Stephanie bent over and squinted at the door frame. “This one,” she said, pointing to another pawn drawn on the metal.
They tried the door but it wouldn’t open. Victor kicked at it a few times, hard enough to crash against the metal with an awful din. The door gave just enough for him to push a hand through and remove the chair that was wedged against the handle on the other side. Brooke followed Victor into a bleak hallway, her eyes dazzled by the fluorescent lighting, dim though it was, and the strange feel of smooth floor underfoot.
“Where are we?” Denise said, blinking.
Victor read the sign on the utility room door. “Administration building. Lock’s office is to the left.”
They padded quickly across the linoleum, listening as they did so for hints that Colda was ahead of them.
Victor stopped suddenly, near an open door. Angry voices came from inside.
“It’s Lock’s outer office,” he whispered in her ear before turning to Stephanie. “Go call Luca.” She nodded and moved silently down the hallway.
Brooke finally recognized the two voices, Tuney and Dean Lock.
“You’ve used me from the start,” Tuney barked.

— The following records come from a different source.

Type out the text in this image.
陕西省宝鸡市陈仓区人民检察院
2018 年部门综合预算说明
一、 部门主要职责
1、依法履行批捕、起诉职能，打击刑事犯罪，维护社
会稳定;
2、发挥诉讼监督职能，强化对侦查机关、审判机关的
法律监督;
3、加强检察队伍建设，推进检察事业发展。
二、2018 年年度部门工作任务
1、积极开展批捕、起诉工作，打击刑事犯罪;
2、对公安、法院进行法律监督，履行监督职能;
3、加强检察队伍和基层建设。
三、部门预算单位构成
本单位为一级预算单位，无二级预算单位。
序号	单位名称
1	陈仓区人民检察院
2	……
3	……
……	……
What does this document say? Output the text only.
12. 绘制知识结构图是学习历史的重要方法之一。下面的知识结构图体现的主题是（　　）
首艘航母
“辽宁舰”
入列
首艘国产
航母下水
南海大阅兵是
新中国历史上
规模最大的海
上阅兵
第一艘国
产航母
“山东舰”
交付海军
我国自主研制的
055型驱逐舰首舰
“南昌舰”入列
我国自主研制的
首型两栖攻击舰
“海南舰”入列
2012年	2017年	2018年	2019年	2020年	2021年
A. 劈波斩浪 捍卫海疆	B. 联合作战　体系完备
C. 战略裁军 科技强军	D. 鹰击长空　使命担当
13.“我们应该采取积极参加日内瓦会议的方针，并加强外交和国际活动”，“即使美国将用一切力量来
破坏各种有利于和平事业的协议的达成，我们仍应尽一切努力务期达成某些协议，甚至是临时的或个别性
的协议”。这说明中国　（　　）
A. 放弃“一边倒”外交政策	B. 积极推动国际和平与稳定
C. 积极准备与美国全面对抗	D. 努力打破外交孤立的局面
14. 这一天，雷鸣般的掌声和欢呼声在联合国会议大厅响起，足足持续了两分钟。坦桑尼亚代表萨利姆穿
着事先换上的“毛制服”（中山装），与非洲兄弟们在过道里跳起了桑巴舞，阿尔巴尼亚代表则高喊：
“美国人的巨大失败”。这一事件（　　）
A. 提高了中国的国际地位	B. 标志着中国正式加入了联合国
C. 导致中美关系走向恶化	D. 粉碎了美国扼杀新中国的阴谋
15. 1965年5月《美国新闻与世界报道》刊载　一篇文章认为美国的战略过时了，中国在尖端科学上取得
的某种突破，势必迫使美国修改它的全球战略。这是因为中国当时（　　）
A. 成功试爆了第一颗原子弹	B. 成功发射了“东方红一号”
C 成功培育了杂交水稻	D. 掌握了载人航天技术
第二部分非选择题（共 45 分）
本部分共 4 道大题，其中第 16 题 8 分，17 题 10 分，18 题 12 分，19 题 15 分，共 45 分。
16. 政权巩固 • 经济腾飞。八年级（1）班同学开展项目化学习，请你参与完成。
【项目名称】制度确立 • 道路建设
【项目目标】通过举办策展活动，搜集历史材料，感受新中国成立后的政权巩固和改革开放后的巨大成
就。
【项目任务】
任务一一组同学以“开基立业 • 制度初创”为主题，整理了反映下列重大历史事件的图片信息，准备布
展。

“You were paid well for your trouble.”
“I wasn’t paid enough to lose Fran.”
“Don’t be absurd.”
“You don’t care about your missing professor.”
“No, and you didn’t either,” Lock said, voice low and steely. “You came for the paycheck, so my motives aren’t important here.”
Tuney spoke again, his voice so low Brooke almost didn’t catch it. “That’s where you’re wrong. Something you don’t know about me is that I go after the truth like a starving dog after a steak dinner. You will tell me what I want to know,” Tuney said. There was the sound of a gun being cocked. “Or I’ll put a bullet in your head.”
TWENTY-ONE
V
ictor was through the door before Brooke processed what was happening. As she entered, Tuney’s face and Lock’s wore the same expression of surprise. Tuney kept a gun pointed at Lock in spite of their unexpected arrival.
Tuney grinned but the smile did not reach his eyes. “I see you got out okay.”
“No thanks to you,” Victor said.
“I finally slogged my way out of the tunnels in time to see your sister and brother on their way in. I knew they’d find you quickly.”
It was probably another in his long string of lies, Brooke thought. “Or you left us there to die.”
He looked at her and she thought she saw a flicker of emotion deep down in his eyes. “Think what you want.”
“Why are you doing this to Lock?” Brooke said.
Tuney kept the gun steady. “You won’t believe what I found walking around those idiotic tunnels.” He pulled a cell phone from his pocket and tossed it to Victor. “Colda’s. An old model, doesn’t even text, and the professor has no idea how to delete messages. He has over a hundred on there. Took me quite a while to go through them. There’s a very interesting message from the dean here.”